# Bee in Almond Blossom - Photo Edit



## Done_Fishin (Oct 10, 2006)

I am experimenting with Gimp to do editing .. I took this picture (#1) and adjusted the levels (#2) then adjusted the white balance & colour enhancement using the auto feature (#3) .. not something I am proud of but until I understand better what I am doing ... then I cropped it to show just the bee and the blossom (#4).. 

1.)










2.)










3.)










4.)










is the auto enhancement overdoing it ?? 

What are your opinions regarding the changes in colouring throughout the technique ?? 

Regarding the original photo and the the final Crop ?
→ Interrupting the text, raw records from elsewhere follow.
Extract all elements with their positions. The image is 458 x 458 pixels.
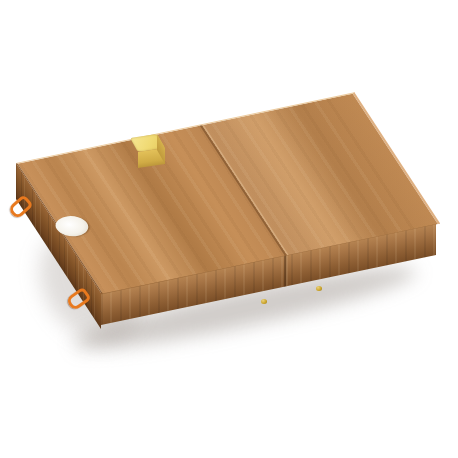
pieces-overlay: [0, 0, 458, 458]
barricade-board-photo: [0, 0, 458, 458]
orange-clasp-icon[interactable]: [65, 287, 92, 312]
hinge-pin: [261, 299, 267, 304]
orange-clasp-icon[interactable]: [7, 194, 33, 220]
hinge-pin: [316, 286, 322, 291]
all comments and ideas are welcome .. personally I think the overall change might be pleasing to the eye but has no relationship to reality .. something similar to photoshopping a 45 year old model into a playboy magazine cover .. :laugh:

the photos are also to be found in my album here, might make the viewing easier ..


https://www.facebook.com/photo.php?pid=922137&l=f3e8211b7b&id=100000092472181


----------



## DonaldG (Aug 23, 2007)

Those are some of the best I have seen you do. I love the richness of the colours. No, the saturation is not over done .
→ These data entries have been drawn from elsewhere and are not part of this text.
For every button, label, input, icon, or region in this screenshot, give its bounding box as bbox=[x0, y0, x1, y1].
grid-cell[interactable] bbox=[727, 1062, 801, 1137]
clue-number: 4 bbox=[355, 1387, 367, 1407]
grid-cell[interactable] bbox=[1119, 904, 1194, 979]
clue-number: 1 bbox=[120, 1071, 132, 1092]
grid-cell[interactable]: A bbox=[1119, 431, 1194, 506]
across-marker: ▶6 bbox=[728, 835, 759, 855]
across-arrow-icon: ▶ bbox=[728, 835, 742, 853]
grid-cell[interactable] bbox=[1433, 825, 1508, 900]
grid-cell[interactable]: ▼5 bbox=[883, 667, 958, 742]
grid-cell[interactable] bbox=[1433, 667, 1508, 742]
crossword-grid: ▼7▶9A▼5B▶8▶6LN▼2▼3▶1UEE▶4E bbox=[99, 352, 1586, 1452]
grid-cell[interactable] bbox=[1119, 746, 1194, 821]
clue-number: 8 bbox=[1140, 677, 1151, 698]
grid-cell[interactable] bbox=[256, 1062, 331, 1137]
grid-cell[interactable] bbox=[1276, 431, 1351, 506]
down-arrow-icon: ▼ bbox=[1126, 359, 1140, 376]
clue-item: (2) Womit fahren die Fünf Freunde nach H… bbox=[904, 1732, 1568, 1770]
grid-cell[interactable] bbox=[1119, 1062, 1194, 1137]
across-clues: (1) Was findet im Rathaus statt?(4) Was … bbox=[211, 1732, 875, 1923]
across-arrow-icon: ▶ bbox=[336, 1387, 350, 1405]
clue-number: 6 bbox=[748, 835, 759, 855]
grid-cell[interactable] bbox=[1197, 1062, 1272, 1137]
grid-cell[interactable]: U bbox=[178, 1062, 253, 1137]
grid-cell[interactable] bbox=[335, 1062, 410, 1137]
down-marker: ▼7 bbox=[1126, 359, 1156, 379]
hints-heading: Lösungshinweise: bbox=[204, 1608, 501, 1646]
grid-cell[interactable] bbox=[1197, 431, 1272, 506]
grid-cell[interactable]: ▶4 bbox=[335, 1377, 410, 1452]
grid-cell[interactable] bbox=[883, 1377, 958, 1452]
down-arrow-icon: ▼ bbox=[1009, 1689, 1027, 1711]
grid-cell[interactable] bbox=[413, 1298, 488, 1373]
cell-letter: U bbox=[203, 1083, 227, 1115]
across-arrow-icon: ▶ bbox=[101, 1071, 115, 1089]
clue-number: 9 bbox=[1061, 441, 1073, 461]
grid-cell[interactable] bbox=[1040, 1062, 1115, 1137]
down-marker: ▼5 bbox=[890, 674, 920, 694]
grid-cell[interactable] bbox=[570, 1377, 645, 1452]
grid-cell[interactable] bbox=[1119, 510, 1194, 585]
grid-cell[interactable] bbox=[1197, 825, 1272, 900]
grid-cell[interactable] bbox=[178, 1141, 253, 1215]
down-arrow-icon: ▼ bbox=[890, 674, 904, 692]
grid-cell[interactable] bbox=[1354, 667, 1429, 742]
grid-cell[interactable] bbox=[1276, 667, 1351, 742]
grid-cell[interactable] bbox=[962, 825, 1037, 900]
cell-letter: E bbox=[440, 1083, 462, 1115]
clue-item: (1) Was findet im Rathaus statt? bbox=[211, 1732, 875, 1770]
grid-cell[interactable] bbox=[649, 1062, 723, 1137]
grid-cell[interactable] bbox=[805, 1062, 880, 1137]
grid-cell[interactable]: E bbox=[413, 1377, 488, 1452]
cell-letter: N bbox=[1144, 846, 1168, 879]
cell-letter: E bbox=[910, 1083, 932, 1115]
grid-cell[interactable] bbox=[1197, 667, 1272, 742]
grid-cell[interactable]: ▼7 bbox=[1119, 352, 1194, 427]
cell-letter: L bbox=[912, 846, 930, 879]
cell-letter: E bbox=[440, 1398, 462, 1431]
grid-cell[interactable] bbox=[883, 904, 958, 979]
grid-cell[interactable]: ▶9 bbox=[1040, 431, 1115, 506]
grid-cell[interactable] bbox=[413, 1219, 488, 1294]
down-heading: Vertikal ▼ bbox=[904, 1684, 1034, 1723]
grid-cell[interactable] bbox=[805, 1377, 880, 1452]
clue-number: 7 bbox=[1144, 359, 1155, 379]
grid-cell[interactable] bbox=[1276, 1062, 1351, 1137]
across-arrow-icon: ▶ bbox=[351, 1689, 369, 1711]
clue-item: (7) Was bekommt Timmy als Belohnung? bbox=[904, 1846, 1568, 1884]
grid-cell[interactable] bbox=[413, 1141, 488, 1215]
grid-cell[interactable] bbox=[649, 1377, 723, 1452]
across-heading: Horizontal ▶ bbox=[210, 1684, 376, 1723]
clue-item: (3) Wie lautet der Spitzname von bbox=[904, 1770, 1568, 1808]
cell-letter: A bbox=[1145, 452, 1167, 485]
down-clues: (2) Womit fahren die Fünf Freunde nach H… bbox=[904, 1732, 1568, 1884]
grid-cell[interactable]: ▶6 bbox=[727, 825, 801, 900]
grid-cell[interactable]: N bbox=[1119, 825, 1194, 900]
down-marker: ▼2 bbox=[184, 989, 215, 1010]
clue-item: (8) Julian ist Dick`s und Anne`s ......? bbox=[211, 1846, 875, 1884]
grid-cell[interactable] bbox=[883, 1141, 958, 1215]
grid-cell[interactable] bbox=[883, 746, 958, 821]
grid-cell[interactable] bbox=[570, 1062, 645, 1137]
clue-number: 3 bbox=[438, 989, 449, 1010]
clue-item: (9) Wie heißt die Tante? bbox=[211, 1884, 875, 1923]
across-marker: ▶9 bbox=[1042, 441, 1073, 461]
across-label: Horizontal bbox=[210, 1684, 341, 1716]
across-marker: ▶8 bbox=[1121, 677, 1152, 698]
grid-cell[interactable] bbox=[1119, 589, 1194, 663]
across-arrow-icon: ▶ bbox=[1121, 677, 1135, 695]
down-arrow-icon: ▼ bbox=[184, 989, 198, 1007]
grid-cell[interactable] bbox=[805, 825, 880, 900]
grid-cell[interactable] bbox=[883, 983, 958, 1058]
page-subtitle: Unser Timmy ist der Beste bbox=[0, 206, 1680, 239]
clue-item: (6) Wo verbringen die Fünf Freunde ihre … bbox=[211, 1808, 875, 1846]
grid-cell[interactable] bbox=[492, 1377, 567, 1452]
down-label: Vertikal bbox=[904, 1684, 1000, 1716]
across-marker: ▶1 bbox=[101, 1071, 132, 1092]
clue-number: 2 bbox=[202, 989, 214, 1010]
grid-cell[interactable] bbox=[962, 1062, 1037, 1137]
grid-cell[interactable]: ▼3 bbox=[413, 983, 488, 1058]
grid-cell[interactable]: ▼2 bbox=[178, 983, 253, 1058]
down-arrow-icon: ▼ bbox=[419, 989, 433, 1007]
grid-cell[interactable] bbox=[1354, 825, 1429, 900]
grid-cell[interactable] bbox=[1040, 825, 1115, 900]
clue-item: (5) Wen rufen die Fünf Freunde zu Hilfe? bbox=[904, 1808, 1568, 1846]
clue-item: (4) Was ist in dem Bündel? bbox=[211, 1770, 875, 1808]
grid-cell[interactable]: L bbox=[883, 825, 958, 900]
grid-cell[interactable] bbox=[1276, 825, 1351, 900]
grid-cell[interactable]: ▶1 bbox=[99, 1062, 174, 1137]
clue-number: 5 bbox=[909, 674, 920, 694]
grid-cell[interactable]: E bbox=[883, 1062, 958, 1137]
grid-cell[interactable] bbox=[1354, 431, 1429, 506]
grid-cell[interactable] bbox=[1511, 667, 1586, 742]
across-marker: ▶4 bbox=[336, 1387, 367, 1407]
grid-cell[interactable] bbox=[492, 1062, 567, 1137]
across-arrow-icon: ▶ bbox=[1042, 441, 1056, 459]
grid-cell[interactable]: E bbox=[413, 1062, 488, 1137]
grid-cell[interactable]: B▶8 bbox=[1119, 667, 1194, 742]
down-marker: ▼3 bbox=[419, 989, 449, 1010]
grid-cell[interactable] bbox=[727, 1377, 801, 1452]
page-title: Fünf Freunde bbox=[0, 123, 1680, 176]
The final crop it the one that I find easier to look at. It is close to the 'dreaded' Rule of Thirds. :smile:


----------



## Done_Fishin (Oct 10, 2006)

Thanks Donald .. the colours are so bold that I KNOW they are fake .. when looking at the original photo I see what I saw but I am slightly disappointed .. I think I could do better but unfortunately the camera doesn't see the scene the way I see it .. in that I mean physically ..


----------



## zuluclayman (Dec 16, 2005)

I agree with Donald - the last one cropped gives more emphasis to the bee - makes the image much more interesting having that focal point. The colours I like but if they are too much for you, you can knock them back a bit by going into the Hue, Saturation, Lightness and playing with the saturation slider.


----------



## WereBo (Apr 5, 2008)

I gotta admit, the clarity of detail your camera gets is excellent, even the sunlight reflecting on the bee's wings and veins is sharp and clear.

As for the tweaking, I'd say the 'Auto' button is doing a good job - Taking into account the strong sunlight on a vividly coloured flower anyway, the greenery in the background is still a natural green, along with the bee's yellow fur.

The final cropping is just right, from the diagonal branch highlighting the bee to the grass background AND following the rule of 1/3rds - Top of the class


----------



## Done_Fishin (Oct 10, 2006)

Thx guys .. I see that I need to play a lot more with the program .. seems I am the only one that isn't keen on the result for the colouring .. maybe it's psychological :laugh:


----------